Birth and death are the two faces of the alchemist coin of existence. A month after my birthday came the 50th anniversary of my father's death. He died when he was 32 years old, and it is difficult to imagine him as an octogenarian. The year my father would have turned seventy, an old friend of the family remarked that we should not mourn his early death because he was blessed not to have become old, not have know, as she put it, "the destroying years." He remains forever preserved in the tender sternness of his youth and in the intense gravity of the struggle that was his life. But still, it saddens me and many others among my countrymen and women to remember that he had been cut off in his prime, before he was able to complete the task of setting Burma firmly on th path to strong, stable nationhood. Had he lived long enough to guide our country through the crucial first decades of independence, there is every likelihood that we would now be enjoying the fruits of justice, unity, peace and a confident, well-nurtured, well-educated people.
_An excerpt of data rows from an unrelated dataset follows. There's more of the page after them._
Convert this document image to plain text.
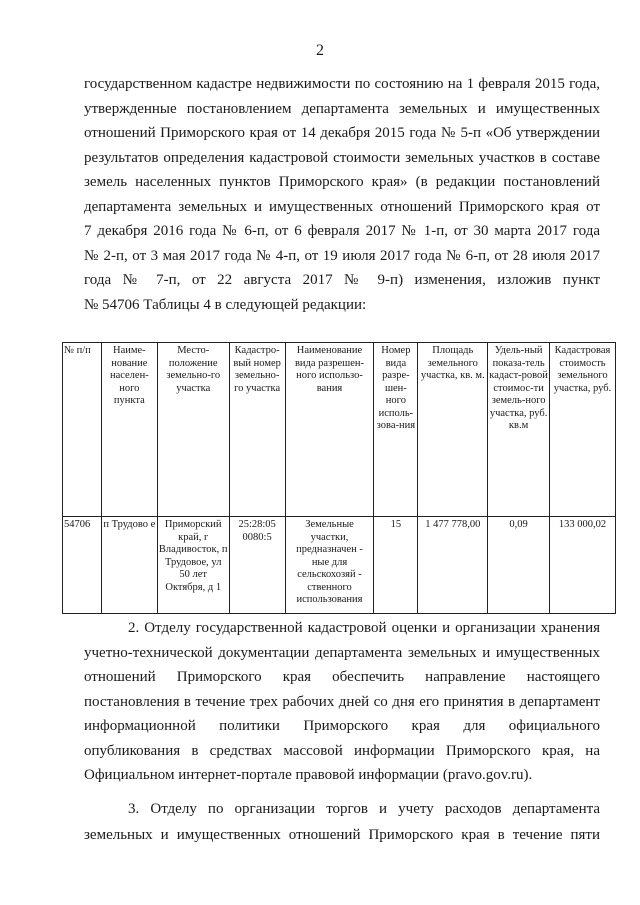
2
государственном кадастре недвижимости по состоянию на 1 февраля 2015 года,
утвержденные постановлением департамента земельных и имущественных
отношений Приморского края от 14 декабря 2015 года № 5-п «Об утверждении
результатов определения кадастровой стоимости земельных участков в составе
земель населенных пунктов Приморского края» (в редакции постановлений
департамента земельных и имущественных отношений Приморского края от
7 декабря 2016 года № 6-п, от 6 февраля 2017 № 1-п, от 30 марта 2017 года
№ 2-п, от 3 мая 2017 года № 4-п, от 19 июля 2017 года № 6-п, от 28 июля 2017
года № 7-п, от 22 августа 2017 № 9-п) изменения, изложив пункт
№ 54706 Таблицы 4 в следующей редакции:
№ п/п	Наиме-нование населен-ного пункта	Место-положение земельно-го участка	Кадастро-вый номер земельно-го участка	Наименование вида разрешен-ного использо-вания	Номер вида разре-шен-ного исполь-зова-ния	Площадь земельного участка, кв. м.	Удель-ный показа-тель кадаст-ровой стоимос-ти земель-ного участка, руб. кв.м	Кадастровая стоимость земельного участка, руб.
54706	п Трудово е	Приморский край, г Владивосток, п Трудовое, ул 50 лет Октября, д 1	25:28:05 0080:5	Земельные участки, предназначен - ные для сельскохозяй - ственного использования	15	1 477 778,00	0,09	133 000,02
2. Отделу государственной кадастровой оценки и организации хранения
учетно-технической документации департамента земельных и имущественных
отношений Приморского края обеспечить направление настоящего
постановления в течение трех рабочих дней со дня его принятия в департамент
информационной политики Приморского края для официального
опубликования в средствах массовой информации Приморского края, на
Официальном интернет-портале правовой информации (pravo.gov.ru).
3. Отделу по организации торгов и учету расходов департамента
земельных и имущественных отношений Приморского края в течение пяти
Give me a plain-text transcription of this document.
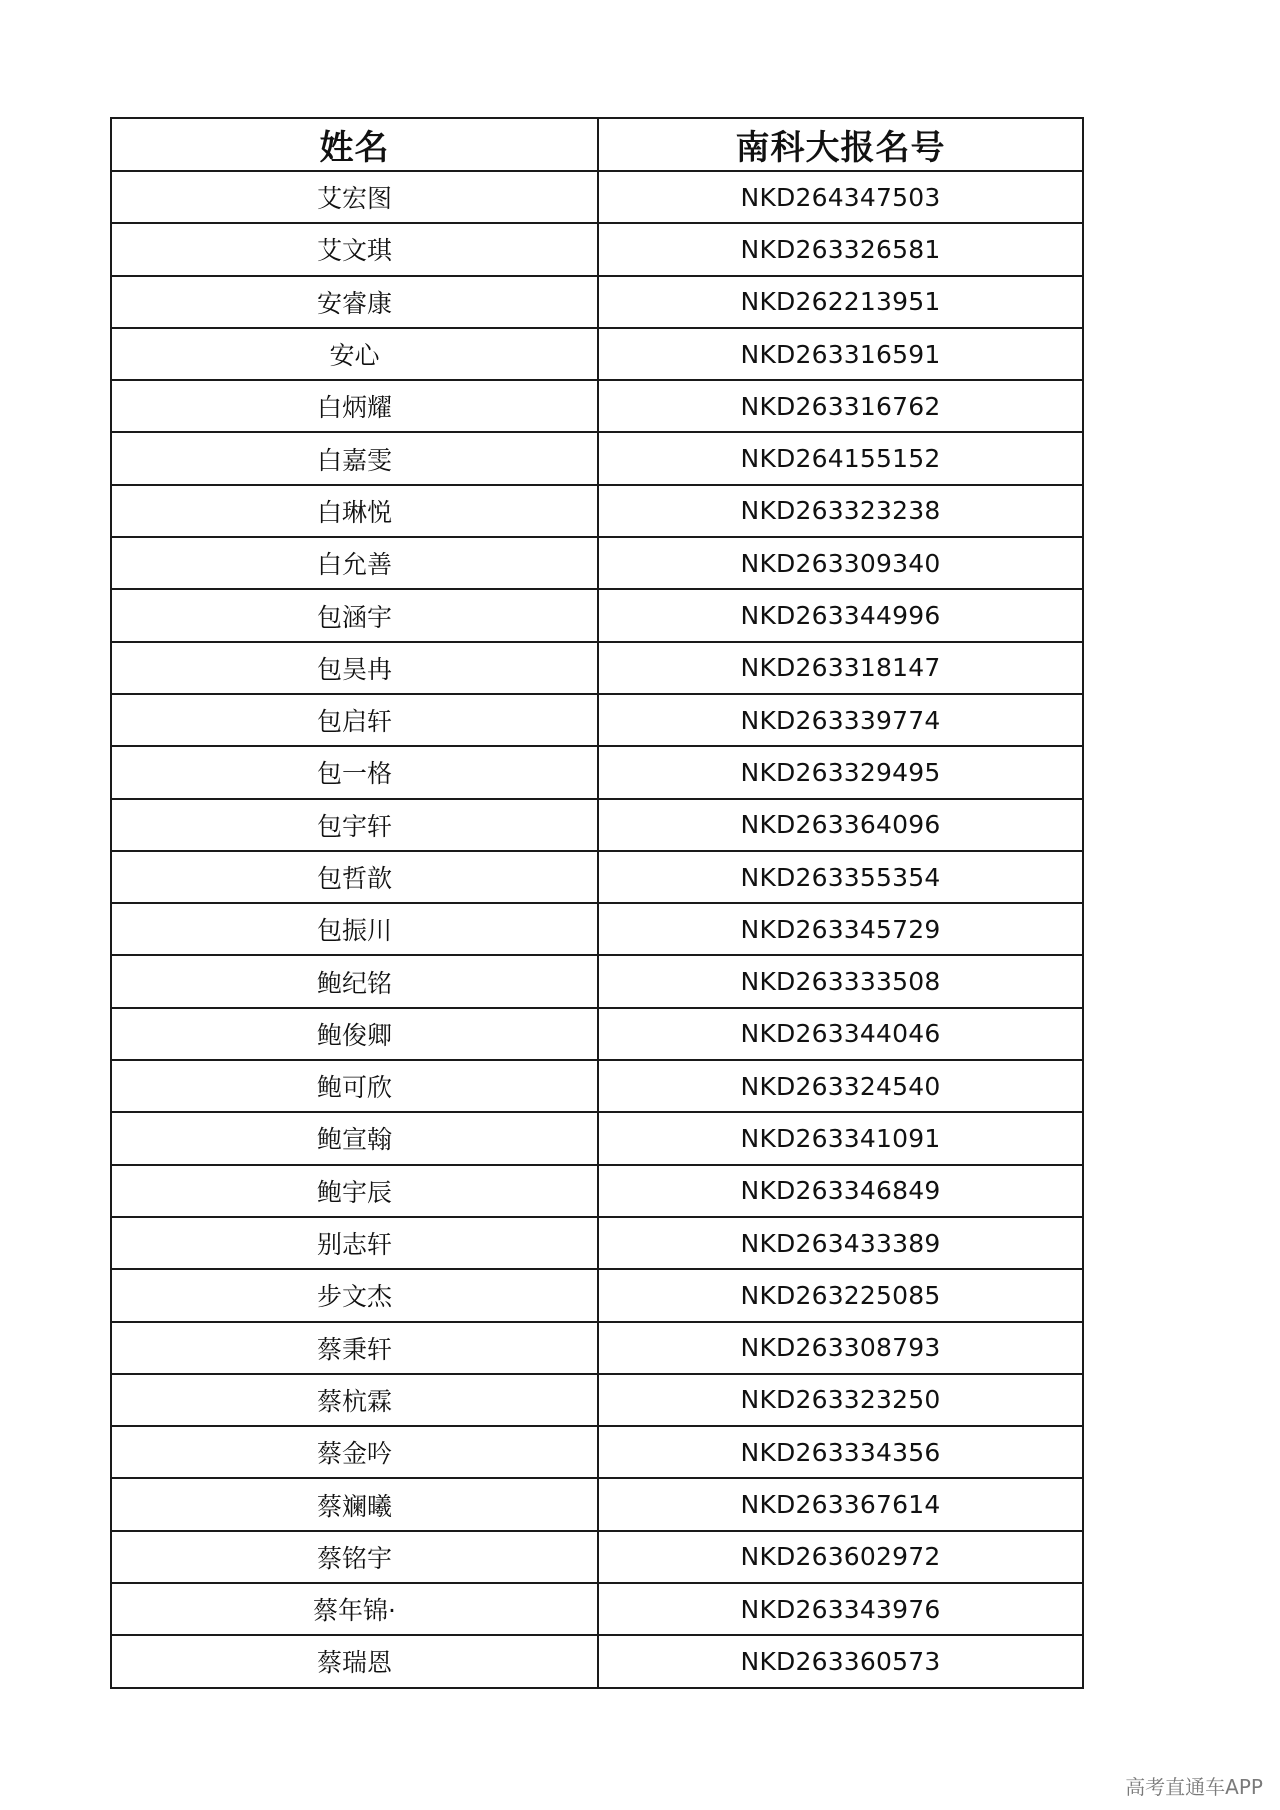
姓名	南科大报名号
艾宏图	NKD264347503
艾文琪	NKD263326581
安睿康	NKD262213951
安心	NKD263316591
白炳耀	NKD263316762
白嘉雯	NKD264155152
白琳悦	NKD263323238
白允善	NKD263309340
包涵宇	NKD263344996
包昊冉	NKD263318147
包启轩	NKD263339774
包一格	NKD263329495
包宇轩	NKD263364096
包哲歆	NKD263355354
包振川	NKD263345729
鲍纪铭	NKD263333508
鲍俊卿	NKD263344046
鲍可欣	NKD263324540
鲍宣翰	NKD263341091
鲍宇辰	NKD263346849
别志轩	NKD263433389
步文杰	NKD263225085
蔡秉轩	NKD263308793
蔡杭霖	NKD263323250
蔡金吟	NKD263334356
蔡斓曦	NKD263367614
蔡铭宇	NKD263602972
蔡年锦·	NKD263343976
蔡瑞恩	NKD263360573
高考直通车APP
This year's Martyrs Day, which commemorates the assassination of my father and eight associates, coincided with the full moon of the Burmese month of Waso, which marks the beginning of the rainy season Buddhist retreat. The National League for Democracy arranged a ceremony for offering food and robes to fifty monks for the sake of merit to be shared between those who have passed away and those who have been left behind. It was an occasion that afforded us with an opportunity to reflect on the three aspects common to all conditioned things: /anicca/ (impermanence), /dukha/ (suffering) and /anatta/ (the unresponsiveness of objects to one's wishes) and on nirvana, the unconditioned, undefiled state where anicca, dukha and anatta become extinct. Spiritual matters are as much an integral component of the fabric of human existence as politics, which has to do with how man relates to others of his kind. Whether we like it or not, the spiritual and political will remain part of the design of our lives.